Barry Goldwater was on the Tonight Show—yeah, it was a long time ago—and he was asked about the don’t ask, don’t tell policy of the U.S. armed forces. He told Johnny Carson he thought the policy was a mistake.
He said his disapproval wasn’t based on a belief that the Army should be finding and discharging gays. No, he said, he thought the policy was wrong because “it’s none of their damn business.”
Spoken like a true Conservative, with a capital C.
I was thinking about the labels we assign to different viewpoints, like conservative and liberal or religious and secular. By the time most of us get to be adults, these words have so much baggage attached that we sidetrack our conversations by the mere act of invoking them.
I, for example, think of myself as a conservative. But my idea of conservative values is much different than the platforms presented on talk radio. For example, I believe it’s conservative to leave other people alone, just as we’d prefer to be left alone. A conservative wants minimal governmental intervention in his own life, so he doesn’t seek to harness the power of government to intervene with other people.
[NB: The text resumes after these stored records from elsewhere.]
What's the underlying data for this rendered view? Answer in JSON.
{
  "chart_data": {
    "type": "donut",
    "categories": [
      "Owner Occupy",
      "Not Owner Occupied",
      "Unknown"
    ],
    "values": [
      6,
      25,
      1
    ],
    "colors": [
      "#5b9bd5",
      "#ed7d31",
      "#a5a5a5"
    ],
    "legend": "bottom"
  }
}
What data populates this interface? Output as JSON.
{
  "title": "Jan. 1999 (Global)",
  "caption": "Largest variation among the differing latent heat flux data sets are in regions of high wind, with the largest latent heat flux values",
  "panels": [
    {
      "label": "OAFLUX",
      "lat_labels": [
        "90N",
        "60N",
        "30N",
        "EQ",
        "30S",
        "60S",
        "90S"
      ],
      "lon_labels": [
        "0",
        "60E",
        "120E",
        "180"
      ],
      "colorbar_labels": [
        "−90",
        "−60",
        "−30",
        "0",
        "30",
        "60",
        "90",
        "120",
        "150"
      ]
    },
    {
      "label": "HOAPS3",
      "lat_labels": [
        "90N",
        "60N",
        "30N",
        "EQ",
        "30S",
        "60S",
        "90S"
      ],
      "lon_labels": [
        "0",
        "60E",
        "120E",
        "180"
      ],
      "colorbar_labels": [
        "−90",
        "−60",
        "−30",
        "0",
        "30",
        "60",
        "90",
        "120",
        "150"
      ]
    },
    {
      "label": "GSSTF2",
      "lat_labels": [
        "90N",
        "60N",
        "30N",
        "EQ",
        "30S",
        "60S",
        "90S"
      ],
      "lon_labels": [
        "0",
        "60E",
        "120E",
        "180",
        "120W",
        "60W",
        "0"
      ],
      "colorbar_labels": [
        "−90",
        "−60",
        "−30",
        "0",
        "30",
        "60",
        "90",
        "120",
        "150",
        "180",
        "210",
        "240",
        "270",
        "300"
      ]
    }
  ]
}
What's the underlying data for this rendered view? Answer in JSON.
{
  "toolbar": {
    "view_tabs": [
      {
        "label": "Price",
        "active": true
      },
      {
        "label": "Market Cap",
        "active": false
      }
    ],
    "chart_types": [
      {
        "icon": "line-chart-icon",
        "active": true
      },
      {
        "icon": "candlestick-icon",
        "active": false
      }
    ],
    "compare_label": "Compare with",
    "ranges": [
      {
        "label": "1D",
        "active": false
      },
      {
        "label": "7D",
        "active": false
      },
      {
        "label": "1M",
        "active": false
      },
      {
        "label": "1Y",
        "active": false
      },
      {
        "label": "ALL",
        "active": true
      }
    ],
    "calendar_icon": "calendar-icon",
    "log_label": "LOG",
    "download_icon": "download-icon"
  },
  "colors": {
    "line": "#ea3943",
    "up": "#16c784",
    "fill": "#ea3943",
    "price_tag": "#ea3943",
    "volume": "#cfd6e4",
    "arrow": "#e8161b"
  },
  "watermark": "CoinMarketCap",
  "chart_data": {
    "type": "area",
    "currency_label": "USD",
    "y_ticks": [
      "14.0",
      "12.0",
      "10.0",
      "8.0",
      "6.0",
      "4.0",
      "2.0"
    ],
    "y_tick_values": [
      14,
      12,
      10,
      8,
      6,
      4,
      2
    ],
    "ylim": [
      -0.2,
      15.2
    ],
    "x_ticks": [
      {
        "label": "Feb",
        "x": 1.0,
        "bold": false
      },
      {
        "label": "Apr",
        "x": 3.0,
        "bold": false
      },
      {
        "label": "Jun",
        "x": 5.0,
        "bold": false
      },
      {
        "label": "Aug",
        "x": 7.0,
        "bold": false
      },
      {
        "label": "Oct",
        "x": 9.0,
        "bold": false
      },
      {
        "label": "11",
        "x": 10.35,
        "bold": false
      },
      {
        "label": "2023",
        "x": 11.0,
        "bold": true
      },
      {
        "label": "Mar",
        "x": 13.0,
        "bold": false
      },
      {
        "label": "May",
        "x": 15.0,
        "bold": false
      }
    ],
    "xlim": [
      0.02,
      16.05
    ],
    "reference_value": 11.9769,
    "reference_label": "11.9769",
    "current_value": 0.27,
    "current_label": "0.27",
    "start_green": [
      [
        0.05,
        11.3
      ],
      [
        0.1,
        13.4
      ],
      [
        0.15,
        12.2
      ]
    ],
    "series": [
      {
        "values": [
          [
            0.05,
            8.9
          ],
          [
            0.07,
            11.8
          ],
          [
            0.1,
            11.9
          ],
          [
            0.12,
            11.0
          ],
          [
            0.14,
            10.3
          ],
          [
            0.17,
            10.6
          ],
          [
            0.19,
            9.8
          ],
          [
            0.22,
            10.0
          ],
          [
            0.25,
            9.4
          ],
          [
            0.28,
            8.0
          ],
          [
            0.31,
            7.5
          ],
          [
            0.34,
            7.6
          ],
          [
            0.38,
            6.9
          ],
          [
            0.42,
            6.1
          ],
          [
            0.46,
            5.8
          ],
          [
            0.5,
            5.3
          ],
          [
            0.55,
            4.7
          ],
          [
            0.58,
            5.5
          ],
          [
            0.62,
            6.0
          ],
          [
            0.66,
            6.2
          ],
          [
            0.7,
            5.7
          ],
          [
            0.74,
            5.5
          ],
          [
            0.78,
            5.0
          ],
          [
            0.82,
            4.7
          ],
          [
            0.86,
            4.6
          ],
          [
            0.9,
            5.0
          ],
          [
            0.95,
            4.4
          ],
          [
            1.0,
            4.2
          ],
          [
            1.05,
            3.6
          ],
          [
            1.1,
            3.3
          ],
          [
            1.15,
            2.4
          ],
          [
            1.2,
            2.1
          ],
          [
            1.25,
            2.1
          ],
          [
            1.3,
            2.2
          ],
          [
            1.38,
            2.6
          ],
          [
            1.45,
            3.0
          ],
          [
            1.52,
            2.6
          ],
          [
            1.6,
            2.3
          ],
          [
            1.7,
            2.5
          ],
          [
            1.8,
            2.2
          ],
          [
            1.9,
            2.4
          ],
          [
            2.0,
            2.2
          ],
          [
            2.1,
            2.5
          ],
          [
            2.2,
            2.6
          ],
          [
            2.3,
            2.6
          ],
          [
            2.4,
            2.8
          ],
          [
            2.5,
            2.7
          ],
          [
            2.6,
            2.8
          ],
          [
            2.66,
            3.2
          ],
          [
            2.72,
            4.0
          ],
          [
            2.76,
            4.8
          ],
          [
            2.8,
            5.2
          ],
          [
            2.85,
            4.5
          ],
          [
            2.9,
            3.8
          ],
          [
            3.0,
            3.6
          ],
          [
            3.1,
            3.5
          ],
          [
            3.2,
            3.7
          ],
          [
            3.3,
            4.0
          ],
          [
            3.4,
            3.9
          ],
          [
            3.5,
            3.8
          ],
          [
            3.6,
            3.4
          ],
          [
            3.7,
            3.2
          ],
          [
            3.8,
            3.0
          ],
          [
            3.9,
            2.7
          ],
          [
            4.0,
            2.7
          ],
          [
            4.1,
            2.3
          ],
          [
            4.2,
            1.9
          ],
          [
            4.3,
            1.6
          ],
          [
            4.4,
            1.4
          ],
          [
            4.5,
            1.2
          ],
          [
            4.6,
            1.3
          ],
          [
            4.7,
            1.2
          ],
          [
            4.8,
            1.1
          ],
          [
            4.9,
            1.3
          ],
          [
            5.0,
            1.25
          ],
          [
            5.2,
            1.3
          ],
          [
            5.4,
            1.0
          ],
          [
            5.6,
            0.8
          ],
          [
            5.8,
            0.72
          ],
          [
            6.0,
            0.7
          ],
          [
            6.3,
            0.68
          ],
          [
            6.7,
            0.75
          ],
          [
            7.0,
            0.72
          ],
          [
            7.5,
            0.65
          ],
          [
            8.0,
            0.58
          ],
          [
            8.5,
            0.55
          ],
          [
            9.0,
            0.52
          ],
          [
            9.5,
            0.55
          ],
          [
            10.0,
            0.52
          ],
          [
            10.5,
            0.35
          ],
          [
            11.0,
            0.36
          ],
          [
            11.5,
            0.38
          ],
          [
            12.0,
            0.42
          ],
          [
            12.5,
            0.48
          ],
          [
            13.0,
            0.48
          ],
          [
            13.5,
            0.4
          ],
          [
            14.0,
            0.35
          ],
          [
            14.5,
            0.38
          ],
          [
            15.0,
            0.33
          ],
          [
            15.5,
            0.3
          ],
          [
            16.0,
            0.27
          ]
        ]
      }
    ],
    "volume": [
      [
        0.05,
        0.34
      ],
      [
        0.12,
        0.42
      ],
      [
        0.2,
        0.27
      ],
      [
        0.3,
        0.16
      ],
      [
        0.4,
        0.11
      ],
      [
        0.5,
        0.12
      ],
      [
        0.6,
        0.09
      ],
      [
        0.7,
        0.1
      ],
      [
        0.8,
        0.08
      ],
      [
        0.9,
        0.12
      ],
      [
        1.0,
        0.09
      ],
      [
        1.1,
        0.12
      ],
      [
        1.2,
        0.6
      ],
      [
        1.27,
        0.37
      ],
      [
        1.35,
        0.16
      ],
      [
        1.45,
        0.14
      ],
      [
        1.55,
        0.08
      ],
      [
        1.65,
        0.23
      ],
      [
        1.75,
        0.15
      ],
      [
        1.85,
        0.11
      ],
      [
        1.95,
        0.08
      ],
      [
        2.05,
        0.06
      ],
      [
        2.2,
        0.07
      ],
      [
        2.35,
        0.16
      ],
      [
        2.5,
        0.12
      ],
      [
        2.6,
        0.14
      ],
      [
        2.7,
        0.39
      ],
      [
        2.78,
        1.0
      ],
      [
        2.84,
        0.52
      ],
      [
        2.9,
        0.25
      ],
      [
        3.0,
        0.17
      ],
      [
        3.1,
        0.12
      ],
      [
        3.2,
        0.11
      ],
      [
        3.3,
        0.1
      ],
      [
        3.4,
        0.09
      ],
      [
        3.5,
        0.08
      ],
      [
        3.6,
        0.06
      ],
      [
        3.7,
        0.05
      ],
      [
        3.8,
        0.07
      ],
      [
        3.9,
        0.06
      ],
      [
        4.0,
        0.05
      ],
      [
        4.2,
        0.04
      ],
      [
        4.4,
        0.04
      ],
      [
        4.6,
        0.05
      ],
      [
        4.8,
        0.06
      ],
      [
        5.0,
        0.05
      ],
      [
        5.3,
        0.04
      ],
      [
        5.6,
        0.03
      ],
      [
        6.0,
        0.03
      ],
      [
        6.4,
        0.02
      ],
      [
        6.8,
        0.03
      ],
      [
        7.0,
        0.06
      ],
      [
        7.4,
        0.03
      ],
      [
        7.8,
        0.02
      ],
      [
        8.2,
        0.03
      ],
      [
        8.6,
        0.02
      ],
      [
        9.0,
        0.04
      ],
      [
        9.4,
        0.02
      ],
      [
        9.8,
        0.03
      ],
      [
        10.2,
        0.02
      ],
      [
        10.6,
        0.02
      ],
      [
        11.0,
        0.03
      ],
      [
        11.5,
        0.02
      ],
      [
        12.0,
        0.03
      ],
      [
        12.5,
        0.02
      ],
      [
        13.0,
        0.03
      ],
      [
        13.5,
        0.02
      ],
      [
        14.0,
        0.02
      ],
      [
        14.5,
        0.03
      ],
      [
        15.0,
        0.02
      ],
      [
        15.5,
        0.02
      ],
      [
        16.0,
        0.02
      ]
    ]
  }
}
A conservative demands that others keep their nose out of his business, so he is careful to do the same.
A conservative doesn’t believe in gay marriage, because he doesn’t believe in government sanctioned “marriage” of any kind. Marriage is a religious ritual and, as Goldwater said about don’t ask, don’t tell, it’s none of the government’s damn business. In the interest of insuring domestic tranquility, the government oversees enforcement of contracts. Civil “marriage” is a contract, not a rite, which means it should be the same for any two or three or 200 people who agree to the terms.
Similarly, it’s a very conservative position to be protective of the environment, because conservatives…..conserve.
Conservatives believe people should have freedom over their own property, but have no right to damage the property of others. Individuals or companies that soil the air that others will breathe or poison the water that others will drink are, in a very real sense, stealing something of value.
A person who takes clean water from a river and sends effluent downstream is engaged in redistribution of wealth, more a liberal concept than a conservative one. The person upstream gains the value and use of clean water, while the downstream resident is deprived of clean water and saddled with the cost of clean-up.
So, I’m a conservative, which doesn’t necessarily make me a Republican or a Reaganite or a member of the Hannity nation. Like Humpty Dumpty, I get to decide what a word means, at least when it’s a word I’m applying to myself.
What do you think? When it comes to labels like conservative or liberal or right or left or religious or secular…..what common definitions seem contradictory to you? When we use these terms, how much gets lost in the lack of translation?